22 September 2016

How the Brain Separates Relevant and Irrelevant Information

Imagine yourself sitting in a noisy café trying to read. To focus on the book at hand, you need to ignore the surrounding chatter and clattering of cups, with your brain filtering out the irrelevant stimuli coming through your ears and ‘gating’ in the relevant ones in your vision—words on a page. New York University researchers offer a new theory, based on a computational model, on how the brain separates relevant from irrelevant information in these and other circumstances. The analysis focuses on inhibitory neurons—the brain’s traffic cops that help ensure proper neurological responses to incoming stimuli by suppressing other neurons and working to balance excitatory neurons, which aim to stimulate neuronal activity. In their analysis, the researchers devised a model that maps out a more complicated role for inhibitory neurons than had previously been suggested.

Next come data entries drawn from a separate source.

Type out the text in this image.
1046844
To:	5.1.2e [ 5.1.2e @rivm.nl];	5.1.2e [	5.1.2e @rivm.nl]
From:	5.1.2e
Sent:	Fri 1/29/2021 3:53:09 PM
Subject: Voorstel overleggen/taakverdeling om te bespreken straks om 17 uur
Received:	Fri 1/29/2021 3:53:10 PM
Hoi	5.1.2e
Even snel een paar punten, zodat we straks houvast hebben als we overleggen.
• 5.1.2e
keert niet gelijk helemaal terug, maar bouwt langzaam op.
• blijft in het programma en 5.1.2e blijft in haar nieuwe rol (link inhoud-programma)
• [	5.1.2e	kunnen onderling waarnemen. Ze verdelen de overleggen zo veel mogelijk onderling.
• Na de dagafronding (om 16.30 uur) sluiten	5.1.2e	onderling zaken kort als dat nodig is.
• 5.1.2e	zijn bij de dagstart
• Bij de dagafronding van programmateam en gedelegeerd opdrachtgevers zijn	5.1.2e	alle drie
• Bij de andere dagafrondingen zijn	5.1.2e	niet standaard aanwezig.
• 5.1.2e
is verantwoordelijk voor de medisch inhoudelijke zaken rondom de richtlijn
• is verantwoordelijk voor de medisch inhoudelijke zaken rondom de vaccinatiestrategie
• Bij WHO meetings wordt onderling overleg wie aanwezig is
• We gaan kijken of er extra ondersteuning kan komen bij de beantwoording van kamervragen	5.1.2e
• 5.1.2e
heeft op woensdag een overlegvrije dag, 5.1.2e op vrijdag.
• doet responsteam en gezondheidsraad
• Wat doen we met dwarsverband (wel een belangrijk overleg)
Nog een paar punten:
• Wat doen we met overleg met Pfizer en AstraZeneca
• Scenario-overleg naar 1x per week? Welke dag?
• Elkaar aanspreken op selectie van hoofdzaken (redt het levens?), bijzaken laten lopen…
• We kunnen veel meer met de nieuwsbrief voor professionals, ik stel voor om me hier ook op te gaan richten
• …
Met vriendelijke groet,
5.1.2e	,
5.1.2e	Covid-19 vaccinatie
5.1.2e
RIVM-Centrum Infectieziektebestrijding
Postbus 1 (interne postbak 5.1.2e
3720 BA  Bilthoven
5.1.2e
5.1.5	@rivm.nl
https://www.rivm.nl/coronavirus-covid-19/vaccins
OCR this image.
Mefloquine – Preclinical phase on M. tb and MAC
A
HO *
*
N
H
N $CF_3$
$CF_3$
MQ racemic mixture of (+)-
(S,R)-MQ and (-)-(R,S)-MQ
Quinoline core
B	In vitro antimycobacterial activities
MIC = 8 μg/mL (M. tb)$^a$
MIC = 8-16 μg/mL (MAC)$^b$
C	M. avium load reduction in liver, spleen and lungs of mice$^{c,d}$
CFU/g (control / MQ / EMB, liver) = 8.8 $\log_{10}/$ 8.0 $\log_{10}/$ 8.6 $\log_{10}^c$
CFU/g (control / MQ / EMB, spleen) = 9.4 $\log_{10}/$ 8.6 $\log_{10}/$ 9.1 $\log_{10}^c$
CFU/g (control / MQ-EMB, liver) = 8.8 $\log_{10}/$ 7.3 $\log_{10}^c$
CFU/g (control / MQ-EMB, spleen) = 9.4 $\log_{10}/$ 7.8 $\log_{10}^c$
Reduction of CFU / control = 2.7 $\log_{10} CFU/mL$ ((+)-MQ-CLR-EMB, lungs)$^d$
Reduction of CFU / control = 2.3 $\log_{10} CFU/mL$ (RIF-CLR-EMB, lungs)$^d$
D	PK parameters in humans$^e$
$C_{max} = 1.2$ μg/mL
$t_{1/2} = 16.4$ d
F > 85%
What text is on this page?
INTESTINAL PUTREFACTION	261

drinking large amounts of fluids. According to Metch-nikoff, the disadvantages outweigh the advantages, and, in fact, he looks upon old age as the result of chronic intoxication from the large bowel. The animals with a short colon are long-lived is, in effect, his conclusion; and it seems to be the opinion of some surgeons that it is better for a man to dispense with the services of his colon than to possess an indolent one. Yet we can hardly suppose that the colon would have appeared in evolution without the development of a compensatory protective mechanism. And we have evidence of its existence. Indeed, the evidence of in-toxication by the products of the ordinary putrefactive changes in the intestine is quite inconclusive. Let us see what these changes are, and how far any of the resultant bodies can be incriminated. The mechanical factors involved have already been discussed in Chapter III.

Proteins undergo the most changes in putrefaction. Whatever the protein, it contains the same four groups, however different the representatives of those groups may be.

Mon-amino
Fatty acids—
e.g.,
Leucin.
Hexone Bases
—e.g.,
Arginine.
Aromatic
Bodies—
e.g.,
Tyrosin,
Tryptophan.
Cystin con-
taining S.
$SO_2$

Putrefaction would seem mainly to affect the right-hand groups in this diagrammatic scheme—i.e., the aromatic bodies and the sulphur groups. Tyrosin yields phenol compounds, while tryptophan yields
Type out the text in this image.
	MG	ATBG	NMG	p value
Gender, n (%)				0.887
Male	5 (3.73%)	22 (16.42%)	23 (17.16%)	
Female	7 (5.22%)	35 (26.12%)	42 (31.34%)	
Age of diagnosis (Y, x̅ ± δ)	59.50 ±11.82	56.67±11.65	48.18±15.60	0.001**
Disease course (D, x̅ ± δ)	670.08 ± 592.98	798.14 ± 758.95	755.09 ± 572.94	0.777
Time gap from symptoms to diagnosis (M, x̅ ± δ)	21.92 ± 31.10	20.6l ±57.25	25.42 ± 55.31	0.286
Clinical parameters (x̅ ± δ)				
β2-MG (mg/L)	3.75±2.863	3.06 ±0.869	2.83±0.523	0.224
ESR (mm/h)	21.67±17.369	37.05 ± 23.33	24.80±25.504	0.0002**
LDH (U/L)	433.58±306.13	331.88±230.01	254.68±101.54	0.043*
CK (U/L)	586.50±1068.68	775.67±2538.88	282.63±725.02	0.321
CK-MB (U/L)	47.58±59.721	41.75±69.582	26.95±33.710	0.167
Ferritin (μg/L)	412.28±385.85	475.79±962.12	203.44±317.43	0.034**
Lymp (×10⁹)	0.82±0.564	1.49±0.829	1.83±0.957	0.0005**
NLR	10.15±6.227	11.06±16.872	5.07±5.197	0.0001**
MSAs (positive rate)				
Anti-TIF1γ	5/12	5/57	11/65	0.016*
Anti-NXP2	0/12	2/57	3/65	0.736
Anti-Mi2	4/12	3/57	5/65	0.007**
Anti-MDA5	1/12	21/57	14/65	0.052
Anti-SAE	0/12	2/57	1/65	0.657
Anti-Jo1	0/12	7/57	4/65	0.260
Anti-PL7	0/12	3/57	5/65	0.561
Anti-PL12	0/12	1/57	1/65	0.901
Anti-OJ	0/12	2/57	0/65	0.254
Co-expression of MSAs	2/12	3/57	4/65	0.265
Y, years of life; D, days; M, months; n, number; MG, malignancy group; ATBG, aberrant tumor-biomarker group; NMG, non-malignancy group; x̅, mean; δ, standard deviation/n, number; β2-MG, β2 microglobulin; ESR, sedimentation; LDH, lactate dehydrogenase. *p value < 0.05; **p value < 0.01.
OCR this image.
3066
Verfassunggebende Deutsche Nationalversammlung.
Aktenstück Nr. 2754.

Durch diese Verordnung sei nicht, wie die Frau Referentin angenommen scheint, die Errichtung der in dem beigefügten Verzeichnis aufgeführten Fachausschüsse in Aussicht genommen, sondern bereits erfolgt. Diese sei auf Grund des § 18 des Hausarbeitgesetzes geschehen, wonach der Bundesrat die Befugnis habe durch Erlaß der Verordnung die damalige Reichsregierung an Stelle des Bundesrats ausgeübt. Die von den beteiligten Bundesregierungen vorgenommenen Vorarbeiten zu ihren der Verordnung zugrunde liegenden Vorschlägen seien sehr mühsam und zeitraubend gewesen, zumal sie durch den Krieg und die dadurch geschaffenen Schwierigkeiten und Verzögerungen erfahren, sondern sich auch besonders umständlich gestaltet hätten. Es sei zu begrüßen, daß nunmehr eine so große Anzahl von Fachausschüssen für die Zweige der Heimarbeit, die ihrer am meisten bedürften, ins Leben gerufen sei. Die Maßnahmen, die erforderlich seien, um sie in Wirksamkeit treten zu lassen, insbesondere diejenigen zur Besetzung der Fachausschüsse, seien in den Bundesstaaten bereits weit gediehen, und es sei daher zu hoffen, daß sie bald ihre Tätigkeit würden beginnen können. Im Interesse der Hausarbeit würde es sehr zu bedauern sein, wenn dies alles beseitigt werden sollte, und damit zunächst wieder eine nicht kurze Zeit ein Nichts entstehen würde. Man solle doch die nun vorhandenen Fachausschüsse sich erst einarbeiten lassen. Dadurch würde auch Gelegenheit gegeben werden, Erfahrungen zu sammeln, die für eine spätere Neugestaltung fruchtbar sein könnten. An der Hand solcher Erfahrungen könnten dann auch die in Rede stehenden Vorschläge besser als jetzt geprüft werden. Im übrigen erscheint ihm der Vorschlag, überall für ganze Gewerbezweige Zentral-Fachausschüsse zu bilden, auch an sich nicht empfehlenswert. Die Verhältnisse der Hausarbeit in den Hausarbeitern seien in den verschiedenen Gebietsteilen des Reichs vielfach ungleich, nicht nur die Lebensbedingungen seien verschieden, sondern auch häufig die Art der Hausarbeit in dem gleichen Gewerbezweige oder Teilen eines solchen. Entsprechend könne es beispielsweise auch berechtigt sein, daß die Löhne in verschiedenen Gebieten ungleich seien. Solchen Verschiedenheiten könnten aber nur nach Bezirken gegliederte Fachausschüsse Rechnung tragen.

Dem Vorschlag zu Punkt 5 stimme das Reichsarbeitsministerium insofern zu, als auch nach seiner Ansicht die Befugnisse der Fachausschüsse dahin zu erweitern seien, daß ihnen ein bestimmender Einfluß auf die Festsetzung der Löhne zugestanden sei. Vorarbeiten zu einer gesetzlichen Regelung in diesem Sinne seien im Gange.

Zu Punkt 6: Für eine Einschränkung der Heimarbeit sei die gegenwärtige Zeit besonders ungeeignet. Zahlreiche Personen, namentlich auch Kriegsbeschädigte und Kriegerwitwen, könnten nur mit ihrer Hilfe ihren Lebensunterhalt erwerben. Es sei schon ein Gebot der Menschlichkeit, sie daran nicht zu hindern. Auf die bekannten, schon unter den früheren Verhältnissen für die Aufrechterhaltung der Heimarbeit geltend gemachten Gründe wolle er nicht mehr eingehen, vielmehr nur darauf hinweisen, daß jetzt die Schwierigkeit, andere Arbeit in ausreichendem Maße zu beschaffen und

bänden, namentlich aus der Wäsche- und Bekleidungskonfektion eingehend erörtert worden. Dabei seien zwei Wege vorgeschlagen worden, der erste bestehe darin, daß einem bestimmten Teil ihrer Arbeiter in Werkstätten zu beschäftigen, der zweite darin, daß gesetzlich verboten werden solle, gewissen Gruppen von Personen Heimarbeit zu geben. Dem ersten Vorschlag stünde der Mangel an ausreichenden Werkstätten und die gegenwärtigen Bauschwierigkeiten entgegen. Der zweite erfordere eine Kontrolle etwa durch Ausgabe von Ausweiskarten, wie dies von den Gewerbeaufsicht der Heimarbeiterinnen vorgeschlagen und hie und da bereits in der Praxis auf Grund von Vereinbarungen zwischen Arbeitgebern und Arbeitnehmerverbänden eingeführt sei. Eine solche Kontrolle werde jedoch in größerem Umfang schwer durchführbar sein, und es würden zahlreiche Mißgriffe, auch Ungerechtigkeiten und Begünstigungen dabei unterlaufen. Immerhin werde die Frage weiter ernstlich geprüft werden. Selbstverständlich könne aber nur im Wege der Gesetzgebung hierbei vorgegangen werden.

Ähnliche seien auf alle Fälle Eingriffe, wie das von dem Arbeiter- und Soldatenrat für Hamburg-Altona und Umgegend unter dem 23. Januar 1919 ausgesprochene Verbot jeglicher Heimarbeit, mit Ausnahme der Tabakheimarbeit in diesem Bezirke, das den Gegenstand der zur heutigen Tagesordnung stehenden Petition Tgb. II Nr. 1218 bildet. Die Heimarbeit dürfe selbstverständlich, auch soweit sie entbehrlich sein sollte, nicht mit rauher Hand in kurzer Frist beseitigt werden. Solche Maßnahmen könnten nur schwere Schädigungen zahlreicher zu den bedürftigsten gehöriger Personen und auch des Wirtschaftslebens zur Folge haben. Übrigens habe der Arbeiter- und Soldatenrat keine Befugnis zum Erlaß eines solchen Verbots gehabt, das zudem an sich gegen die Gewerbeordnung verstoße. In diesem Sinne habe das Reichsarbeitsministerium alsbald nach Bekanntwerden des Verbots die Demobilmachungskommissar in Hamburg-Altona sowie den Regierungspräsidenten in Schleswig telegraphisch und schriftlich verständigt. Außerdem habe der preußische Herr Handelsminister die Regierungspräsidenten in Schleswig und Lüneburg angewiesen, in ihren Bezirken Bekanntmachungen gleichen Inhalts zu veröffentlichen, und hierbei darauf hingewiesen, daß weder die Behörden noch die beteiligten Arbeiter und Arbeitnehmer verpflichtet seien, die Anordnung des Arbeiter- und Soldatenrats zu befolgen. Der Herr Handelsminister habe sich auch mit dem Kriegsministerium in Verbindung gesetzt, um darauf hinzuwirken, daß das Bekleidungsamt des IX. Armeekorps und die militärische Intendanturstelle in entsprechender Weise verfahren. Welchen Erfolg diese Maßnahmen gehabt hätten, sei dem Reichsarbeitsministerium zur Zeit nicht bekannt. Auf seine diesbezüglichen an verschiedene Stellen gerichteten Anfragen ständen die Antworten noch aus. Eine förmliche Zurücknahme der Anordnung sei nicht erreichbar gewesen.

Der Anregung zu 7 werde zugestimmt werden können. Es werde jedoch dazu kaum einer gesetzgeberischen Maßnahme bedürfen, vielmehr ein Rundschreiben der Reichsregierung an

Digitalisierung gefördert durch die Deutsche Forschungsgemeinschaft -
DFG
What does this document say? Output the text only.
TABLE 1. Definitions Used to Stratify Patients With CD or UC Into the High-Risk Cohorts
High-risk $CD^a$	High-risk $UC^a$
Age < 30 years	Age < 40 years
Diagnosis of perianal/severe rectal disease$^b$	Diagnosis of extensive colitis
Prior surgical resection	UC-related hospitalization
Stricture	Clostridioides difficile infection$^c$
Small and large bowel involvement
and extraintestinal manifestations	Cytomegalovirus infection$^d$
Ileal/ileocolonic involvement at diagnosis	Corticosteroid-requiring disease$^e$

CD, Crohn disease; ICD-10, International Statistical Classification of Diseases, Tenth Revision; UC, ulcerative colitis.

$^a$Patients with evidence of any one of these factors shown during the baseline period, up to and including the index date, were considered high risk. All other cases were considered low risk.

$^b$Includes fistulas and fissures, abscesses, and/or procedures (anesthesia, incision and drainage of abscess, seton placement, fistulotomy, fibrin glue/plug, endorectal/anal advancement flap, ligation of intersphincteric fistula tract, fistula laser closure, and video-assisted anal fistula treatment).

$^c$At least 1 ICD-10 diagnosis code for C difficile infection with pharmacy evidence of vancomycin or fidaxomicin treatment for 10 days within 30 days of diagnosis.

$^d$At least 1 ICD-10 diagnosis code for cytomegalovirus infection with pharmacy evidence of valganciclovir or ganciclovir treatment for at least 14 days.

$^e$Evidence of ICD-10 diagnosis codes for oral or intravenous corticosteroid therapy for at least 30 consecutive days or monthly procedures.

Of particular interest to the team was a specific subtype of inhibitory neurons that targets the excitatory neurons’ dendrites—components of a neuron where inputs from other neurons are located. These dendrite-targeting inhibitory neurons are labeled by a biological marker called somatostatin and can be studied selectively by experimentalists. The researchers proposed that they not only control the overall inputs to a neuron, but also the inputs from individual pathways—for example, the visual or auditory pathways converging onto a neuron. The study’s authors used computational models to show that even with the seemingly random connections, these dendrite-targeting neurons can gate individual pathways by aligning with excitatory inputs through different pathways. They showed that this alignment can be realized through synaptic plasticity—a brain mechanism for learning through experience.